Graphing linear equations involves creating a visual representation of linear relationships on a coordinate plane. This process helps us understand how different lines relate to one another. In this exercise, we needed to graph the equations to identify the type of solution the system possesses. To do this, we follow a few steps:

• Rewrite the equations in slope-intercept form to make them easy to graph.
• Identify key elements such as slope and y-intercept.
• Use these elements to plot the equations on a coordinate plane.

By graphing, we can visually assess whether the lines intersect at a single point, are parallel (no intersection), or are exactly the same line, indicating infinitely many solutions.

Understanding the slope-intercept form is crucial when dealing with linear equations. This form is expressed as \( y = mx + b \), where:

• \(m\) represents the slope of the line.
• \(b\) represents the y-intercept, which is where the line crosses the y-axis.

Rewriting equations into this form provides a straightforward method to graph them. It makes it easy to identify the starting point \(b\) on the y-axis and the direction \(m\) in which the line proceeds. In our exercise, both equations converted to \( y = 2x - 10 \), making it easy to see that they are exactly the same line.

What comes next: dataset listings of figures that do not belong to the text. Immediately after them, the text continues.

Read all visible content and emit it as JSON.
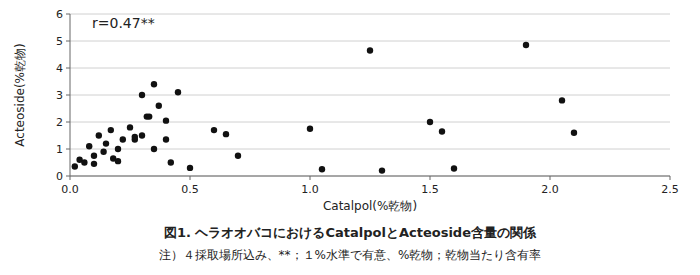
{
  "chart_data": {
    "type": "scatter",
    "title": "図1. ヘラオオバコにおけるCatalpolとActeoside含量の関係",
    "subtitle": "注）４採取場所込み、**；１%水準で有意、%乾物；乾物当たり含有率",
    "x_label": "Catalpol(%乾物)",
    "y_label": "Acteoside(%乾物)",
    "annotation": "r=0.47**",
    "x": [
      0.02,
      0.04,
      0.06,
      0.08,
      0.1,
      0.1,
      0.12,
      0.14,
      0.15,
      0.17,
      0.18,
      0.2,
      0.2,
      0.22,
      0.25,
      0.27,
      0.27,
      0.3,
      0.3,
      0.32,
      0.33,
      0.35,
      0.35,
      0.37,
      0.4,
      0.4,
      0.42,
      0.45,
      0.5,
      0.6,
      0.65,
      0.7,
      1.0,
      1.05,
      1.25,
      1.3,
      1.5,
      1.55,
      1.6,
      1.9,
      2.05,
      2.1
    ],
    "values": [
      0.35,
      0.6,
      0.5,
      1.1,
      0.75,
      0.45,
      1.5,
      0.9,
      1.2,
      1.7,
      0.65,
      1.0,
      0.55,
      1.35,
      1.8,
      1.35,
      1.45,
      3.0,
      1.5,
      2.2,
      2.2,
      1.0,
      3.4,
      2.6,
      2.05,
      1.35,
      0.5,
      3.1,
      0.3,
      1.7,
      1.55,
      0.75,
      1.75,
      0.25,
      4.65,
      0.2,
      2.0,
      1.65,
      0.28,
      4.85,
      2.8,
      1.6
    ],
    "color": "#111111",
    "xlim": [
      0,
      2.5
    ],
    "ylim": [
      0,
      6
    ],
    "xticks": [
      {
        "value": 0,
        "label": "0.0"
      },
      0.5,
      {
        "value": 1,
        "label": "1.0"
      },
      1.5,
      {
        "value": 2,
        "label": "2.0"
      },
      2.5
    ],
    "yticks": [
      0,
      1,
      2,
      3,
      4,
      5,
      6
    ],
    "grid": true
  }
}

A system of linear equations is said to have infinitely many solutions when the equations represent the same line. This means every point on the line is a solution to the system. In our example, both equations had the same slope and y-intercept after being rewritten to slope-intercept form. Thus, they represent the same line, confirming the presence of infinitely many solutions.When graphed, such equations will overlap completely, indicating that there are not just one, but an infinite number of solutions that satisfy both equations. Every coordinate \( (x, y) \) on that line fits either equation perfectly.

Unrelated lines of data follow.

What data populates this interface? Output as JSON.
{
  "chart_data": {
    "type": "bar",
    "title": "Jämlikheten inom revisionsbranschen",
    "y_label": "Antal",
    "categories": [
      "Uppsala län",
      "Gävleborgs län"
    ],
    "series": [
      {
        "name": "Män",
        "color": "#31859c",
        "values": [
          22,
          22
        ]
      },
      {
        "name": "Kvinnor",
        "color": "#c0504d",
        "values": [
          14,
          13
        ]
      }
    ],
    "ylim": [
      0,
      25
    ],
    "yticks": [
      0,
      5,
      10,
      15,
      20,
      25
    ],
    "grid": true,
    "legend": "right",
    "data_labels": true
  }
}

Analyzing a coordinate plane allows us to deduce relationships between lines. This involves:

• Checking intersections: Are there points where the lines cross?
• Comparing slopes: Do the lines run parallel or intersect at some point?
• Observing parallels: Are the slopes the same, but the lines different?

For this exercise, upon plotting the linear equations, it was clear both lines were identical. Hence, the lines overlapped entirely, leading us to conclude the system has infinitely many solutions. Such analysis aids in understanding the principles that dictate linear systems and their solutions.